The standing of major institutions, too, has taken on damage. The media—itself contending with dwindling advertiser revenue—feeds us a kaleidoscopic barrage of images that would be crushing even as a work of fiction, but which is made all the worse because at least some of it must be true. Governments near and far do seem unprepared, or worse, incompetent. The mettle of public health systems has been weighed and in many cases found wanting. Experts and politicians debate, rather than know, when the pandemic will peak, or when it will be safe to go back to normal.
For Gen Z’ers, tuning in to the news doesn’t restore confidence; it only reinforces the ambient uncertainly.
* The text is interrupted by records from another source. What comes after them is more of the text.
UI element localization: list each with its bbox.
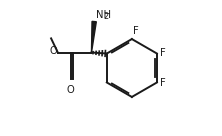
Text: O: O <box>66 85 74 95</box>
Text: F: F <box>160 78 166 88</box>
Text: F: F <box>133 26 138 36</box>
Text: F: F <box>160 48 166 58</box>
Polygon shape <box>91 21 96 52</box>
Text: O: O <box>49 46 57 56</box>
Text: NH: NH <box>96 10 111 20</box>
Text: 2: 2 <box>103 12 109 21</box>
The oldest of them are entering the job market during an economic meltdown of a magnitude not seen since the Great Depression. The on-demand economy that was a mainstay of much of their existence—including even such titans as Uber UBER and Airbnb—is under existential threat. Storied retail brands are declaring bankruptcy, and local restaurants and watering holes are shuttering. Even the happiest place on earth, Disney World, is closed.
Boomers, Gen X, and Millennials have each shown less trust in institutions than the preceding generation, and no one thesis has satisfactorily explained why. But it’s worth noting that until this point, no postwar generation ever experienced a moment when seemingly every institution came up short simultaneously. (Even following 9/11, for most, the suspension of “normal” lasted for less than month.) Generation Z is going through something entirely unprecedented.
To be sure, not everyone agrees with Mannheim’s definition of “generations” or “cohorts,” or even that such subsets of the population are useful units for analysis. However, even if you’re skeptical of this line of thinking, the sheer scope of what’s happening to people in their late teens and early twenties is worth considering. As the pandemic rages, we cannot predict at a granular level how it will affect young people, nor can we anticipate other defining events yet to shape their future attitudes and behaviors. But compared with generation-defining events of decades past, COVID-19’s effect on Gen Z may turn out to be large, remarkably extensive, and it may reverberate for a very long time.
Today, many of us find ourselves preoccupied with the present and immediate future. But consider what the present portends for the longer term. It may hold the keys to a vast generation’s lifelong relationship with (and trust in) its leaders, employers, experts, and institutions both private and public. Its willingness to plan for its own future. (The retirement planning industry should strive to be particularly engaged on this point.) Its baseline levels of fear and stress. (Especially in the case of disadvantaged populations bearing the unfair brunt of COVID’s devastation.) Its willingness to have children. Its behavior as economic consumers and producers. Its attitude toward once-rock-solid rituals that now appear to be built on shifting sand. Its disposition toward globalization: Does the larger world stand more as a community of opportunity, or an existential threat?
While experts, politicians, and pundits continue debating when the pandemic will end, the full impact of COVID-19 will not be known for decades. One thing we do know, however, is the window of opportunity we’ll have to influence that future. That time is now. How we respond to the challenges facing us today may hearten, or haunt, us for decades to come.